En mayo de 2021 se convocó una junta extraordinaria para anunciar un paquete de medidas que ya habían cotejado con distintos abogados. Así, se añadió un artículo más en los estatutos que dejaba a las claras que los pisos turísticos “estaban expresamente prohibidos”. Esto se elevó a escritura pública ante notario y se inscribió en el registro de la propiedad para que quién comprara de nuevo un piso no pudiera decir que no estaba informado. En segundo lugar, se decidió mantener la llave del portal para los dos accesos exteriores, pero no la de la puerta interior. En su lugar se instaló un moderno sistema de reconocimiento de datos parciales de la huella dactilar que costó unos 3.000 euros. Desde entonces, todos los vecinos que lo deseen pueden utilizarlo, mientras que los propietarios de los pisos turísticos también tienen la posibilidad de inscribir a sus clientes. En el caso de no estar dispuestos, sería el conserje quien tiene que abrir esta segunda puerta. El servicio de conserjería es de 24 horas los 365 días del año. Ellos no abren a nadie si no saben que vive aquí. Al administrador de la finca, así como a la comunidad, le tiene que llegar un listado con nombre y apellidos de cada persona que se aloje en el bloque. De este modo quedan registradas las entradas y salidas y se puede demostrar con datos exactos la frecuencia de las estancias. Suárez incide en que el nuevo sistema de acceso por huella dactilar “hubo que mirarlo con lupa”. Se hizo una evaluación previa con un despacho de abogados especializados en protección de datos para que se cumpliera plenamente la, ya que sabían que los propietarios de las viviendas de uso turístico ilegal iban a presentar alegaciones. Nunca sirvieron de nada. A día de hoy, dice Suárez, “todavía se llevan a cabo auditorías para comprobar el cumplimiento de la ley”.

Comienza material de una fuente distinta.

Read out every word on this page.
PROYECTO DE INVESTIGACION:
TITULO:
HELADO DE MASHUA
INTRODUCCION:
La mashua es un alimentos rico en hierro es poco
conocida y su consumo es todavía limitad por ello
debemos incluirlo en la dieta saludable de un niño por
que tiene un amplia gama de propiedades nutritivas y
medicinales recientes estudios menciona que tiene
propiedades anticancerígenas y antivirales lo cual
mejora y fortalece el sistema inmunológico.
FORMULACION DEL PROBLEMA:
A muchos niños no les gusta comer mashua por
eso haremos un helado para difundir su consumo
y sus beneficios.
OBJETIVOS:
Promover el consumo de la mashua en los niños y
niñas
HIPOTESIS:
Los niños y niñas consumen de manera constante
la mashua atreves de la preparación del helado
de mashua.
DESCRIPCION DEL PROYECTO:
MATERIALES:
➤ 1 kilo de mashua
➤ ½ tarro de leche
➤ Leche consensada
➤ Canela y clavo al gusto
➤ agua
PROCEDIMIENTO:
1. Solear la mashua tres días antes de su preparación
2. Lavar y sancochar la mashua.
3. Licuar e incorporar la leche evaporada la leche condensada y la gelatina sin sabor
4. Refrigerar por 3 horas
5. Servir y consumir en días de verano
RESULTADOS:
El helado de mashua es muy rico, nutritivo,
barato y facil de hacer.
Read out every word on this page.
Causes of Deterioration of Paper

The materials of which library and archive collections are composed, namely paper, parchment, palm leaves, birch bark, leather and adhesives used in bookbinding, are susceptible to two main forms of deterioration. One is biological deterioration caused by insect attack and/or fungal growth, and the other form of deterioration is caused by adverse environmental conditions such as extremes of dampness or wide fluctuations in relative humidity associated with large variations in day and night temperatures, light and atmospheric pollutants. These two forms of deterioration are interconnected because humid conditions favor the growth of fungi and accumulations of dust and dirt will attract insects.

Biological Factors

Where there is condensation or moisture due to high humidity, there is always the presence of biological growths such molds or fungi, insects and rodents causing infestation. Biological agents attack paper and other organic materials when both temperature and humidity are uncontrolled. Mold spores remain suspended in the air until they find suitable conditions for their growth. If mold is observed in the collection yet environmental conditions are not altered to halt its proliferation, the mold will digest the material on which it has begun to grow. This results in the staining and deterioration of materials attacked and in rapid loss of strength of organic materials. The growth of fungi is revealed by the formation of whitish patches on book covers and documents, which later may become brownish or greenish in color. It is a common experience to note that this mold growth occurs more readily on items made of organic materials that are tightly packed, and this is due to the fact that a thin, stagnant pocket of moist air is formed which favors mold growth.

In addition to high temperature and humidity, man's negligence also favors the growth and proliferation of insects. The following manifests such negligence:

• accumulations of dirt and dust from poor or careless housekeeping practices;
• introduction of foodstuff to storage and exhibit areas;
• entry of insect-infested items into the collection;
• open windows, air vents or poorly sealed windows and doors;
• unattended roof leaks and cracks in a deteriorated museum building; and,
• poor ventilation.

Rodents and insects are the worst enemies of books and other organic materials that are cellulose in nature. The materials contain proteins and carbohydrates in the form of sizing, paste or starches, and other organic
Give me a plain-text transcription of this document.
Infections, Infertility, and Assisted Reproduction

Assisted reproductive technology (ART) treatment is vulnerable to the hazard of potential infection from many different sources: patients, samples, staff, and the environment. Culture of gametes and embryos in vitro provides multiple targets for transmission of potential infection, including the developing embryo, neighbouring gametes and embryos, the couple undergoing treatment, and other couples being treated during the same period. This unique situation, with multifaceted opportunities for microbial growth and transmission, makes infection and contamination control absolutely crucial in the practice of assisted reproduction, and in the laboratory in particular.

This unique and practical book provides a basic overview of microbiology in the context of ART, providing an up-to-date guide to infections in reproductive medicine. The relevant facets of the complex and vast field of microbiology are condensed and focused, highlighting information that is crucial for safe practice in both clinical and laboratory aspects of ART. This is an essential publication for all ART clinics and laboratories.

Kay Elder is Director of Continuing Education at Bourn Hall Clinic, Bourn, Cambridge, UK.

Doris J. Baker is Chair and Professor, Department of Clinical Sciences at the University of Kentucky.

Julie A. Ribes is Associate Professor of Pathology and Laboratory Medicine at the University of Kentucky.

Una vez se protegieron las espaldas y endurecieron los controles de acceso, la comunidad comenzó a interponer denuncias. Antes se reclamó el cese de la actividad a los 12 inmuebles. Hubo bastantes que se retiraron por voluntad propia. Cuando vieron que el negocio se acababa, vendieron la propiedad. Sin embargo, había cinco o seis que persistieron. A ellos se les denunció ante el Ayuntamiento de Madrid porque para tener una vivienda de uso turístico es imprescindible poseer “licencia de uso terciario de la clase de hospedaje”, que tiene que ser otorgada por el propio consistorio. El número 68 de Gran Vía solo tiene licencia para uso residencial, no terciario. De estos últimos hubo varios que admitieron estar haciendo “una actividad ilegal” y firmaron un acuerdo transnacional “comprometiéndose al cese”. En la actualidad se están dedicando a uso propio o alquiler de larga duración.
Ahora mismo, en Gran Vía 68 solo quedan dos inmuebles “recalcitrantes”, que pertenecen a una misma familia madrileña. “Muy maleducados, impertinentes, que van a todas las juntas a liarla”. Su denuncia ya está presentada ante el Ayuntamiento y en menos de un año se ha acordado el cese de la actividad. “Es muy importante que la denuncia esté bien hecha para que haya pruebas fehacientes, porque el ayuntamiento está sobrepasado. Si no tienes bien instrumentado que te están machacado es imposible. Nuestras pruebas eran irrebatibles”, asegura Jaime junto a los telefonillos de la calle.